Re^2: Comparing strings (exact matches) in LARGE numbers FAST
by gone2015 (Deacon) on Aug 29, 2008 at 18:32 UTC

    I missed the bit that said that all strings are the same length... so I started worrying that this wouldn't work with variable length strings, because a 2 bit code treats 'CG' as 'CGAAAAAA..A' or 'A..AAACG' (assuming 'A' is encoded as 0).

    FWIW: if the requirements were to change:

    My first thought was to encode 4 bits of length, followed by 2 bit symbols. In 32 bits you can then encode 14 character symbols, or in 36 bits, 16. [I rejected adding a fifth symbol (end). Encoding at 3 bits per symbol would be longer for strings > 4 symbols. And I couldn't face base 5, which in any case would be longer for strings > 12 symbols.]

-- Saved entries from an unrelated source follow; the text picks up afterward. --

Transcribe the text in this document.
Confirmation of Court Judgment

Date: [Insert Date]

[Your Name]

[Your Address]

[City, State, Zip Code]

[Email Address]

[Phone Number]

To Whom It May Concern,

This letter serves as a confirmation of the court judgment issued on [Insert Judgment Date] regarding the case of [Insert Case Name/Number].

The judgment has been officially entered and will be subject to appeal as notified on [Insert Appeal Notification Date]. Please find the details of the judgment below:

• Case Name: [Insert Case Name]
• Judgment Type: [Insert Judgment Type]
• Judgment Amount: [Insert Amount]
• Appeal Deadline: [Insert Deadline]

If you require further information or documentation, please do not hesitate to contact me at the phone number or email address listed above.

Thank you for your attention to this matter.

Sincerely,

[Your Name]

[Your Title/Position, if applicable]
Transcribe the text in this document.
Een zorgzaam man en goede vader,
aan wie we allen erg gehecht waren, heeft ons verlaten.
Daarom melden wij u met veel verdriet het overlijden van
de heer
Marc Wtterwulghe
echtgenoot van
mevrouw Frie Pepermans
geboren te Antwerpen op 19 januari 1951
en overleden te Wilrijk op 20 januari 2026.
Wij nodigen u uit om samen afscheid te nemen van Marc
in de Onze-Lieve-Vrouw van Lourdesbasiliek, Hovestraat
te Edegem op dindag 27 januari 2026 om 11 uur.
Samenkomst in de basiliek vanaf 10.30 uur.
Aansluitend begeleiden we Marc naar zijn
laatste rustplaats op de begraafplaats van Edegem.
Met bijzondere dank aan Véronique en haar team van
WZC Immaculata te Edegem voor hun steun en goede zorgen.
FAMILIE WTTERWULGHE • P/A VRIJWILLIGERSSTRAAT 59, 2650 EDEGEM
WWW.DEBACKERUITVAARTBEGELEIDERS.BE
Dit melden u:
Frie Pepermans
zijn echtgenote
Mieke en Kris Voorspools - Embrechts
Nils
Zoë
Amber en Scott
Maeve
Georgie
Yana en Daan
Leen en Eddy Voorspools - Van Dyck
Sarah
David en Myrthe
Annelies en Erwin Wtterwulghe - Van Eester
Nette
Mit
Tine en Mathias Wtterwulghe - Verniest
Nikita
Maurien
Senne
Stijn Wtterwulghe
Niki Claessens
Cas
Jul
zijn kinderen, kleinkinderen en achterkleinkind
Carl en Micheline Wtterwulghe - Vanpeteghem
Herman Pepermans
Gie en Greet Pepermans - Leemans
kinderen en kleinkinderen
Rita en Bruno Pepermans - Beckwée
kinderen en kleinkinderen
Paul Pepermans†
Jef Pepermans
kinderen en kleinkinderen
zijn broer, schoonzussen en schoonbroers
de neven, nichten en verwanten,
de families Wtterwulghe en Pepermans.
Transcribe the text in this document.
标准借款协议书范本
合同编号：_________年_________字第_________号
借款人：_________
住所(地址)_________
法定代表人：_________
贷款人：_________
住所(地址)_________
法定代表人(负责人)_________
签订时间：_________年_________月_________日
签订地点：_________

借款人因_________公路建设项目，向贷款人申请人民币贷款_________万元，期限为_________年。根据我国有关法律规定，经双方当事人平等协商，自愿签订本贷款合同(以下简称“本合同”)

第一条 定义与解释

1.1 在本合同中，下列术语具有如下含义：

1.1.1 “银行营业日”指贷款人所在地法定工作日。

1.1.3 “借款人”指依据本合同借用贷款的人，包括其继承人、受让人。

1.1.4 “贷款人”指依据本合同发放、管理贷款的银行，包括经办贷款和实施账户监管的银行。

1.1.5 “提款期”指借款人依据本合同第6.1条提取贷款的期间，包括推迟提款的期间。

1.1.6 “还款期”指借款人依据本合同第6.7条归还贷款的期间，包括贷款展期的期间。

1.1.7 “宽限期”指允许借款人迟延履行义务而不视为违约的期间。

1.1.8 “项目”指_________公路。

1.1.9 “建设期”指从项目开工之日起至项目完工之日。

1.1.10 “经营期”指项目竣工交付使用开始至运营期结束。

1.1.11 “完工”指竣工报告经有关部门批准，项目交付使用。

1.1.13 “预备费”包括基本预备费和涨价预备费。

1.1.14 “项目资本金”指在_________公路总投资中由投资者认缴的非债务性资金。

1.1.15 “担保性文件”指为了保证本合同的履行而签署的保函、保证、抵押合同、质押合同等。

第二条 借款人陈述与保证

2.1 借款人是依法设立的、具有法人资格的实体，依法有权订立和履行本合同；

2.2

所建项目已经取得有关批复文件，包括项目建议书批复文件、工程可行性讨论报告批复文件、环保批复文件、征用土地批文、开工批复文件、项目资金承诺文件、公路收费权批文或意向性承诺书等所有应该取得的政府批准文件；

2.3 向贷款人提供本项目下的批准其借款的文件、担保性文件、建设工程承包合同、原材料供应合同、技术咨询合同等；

    The best approach is to use a separate bit vector for each string length -- making sure that the encoding is left-justified -- so, for example, 8 character strings are encoded as 0..65535. All possible strings up to 16 symbols now require 1G bytes in 16 bit vectors.

    As you say, this is more or less bearable, but each extra symbol multiplies the memory requirement by 4 :-(.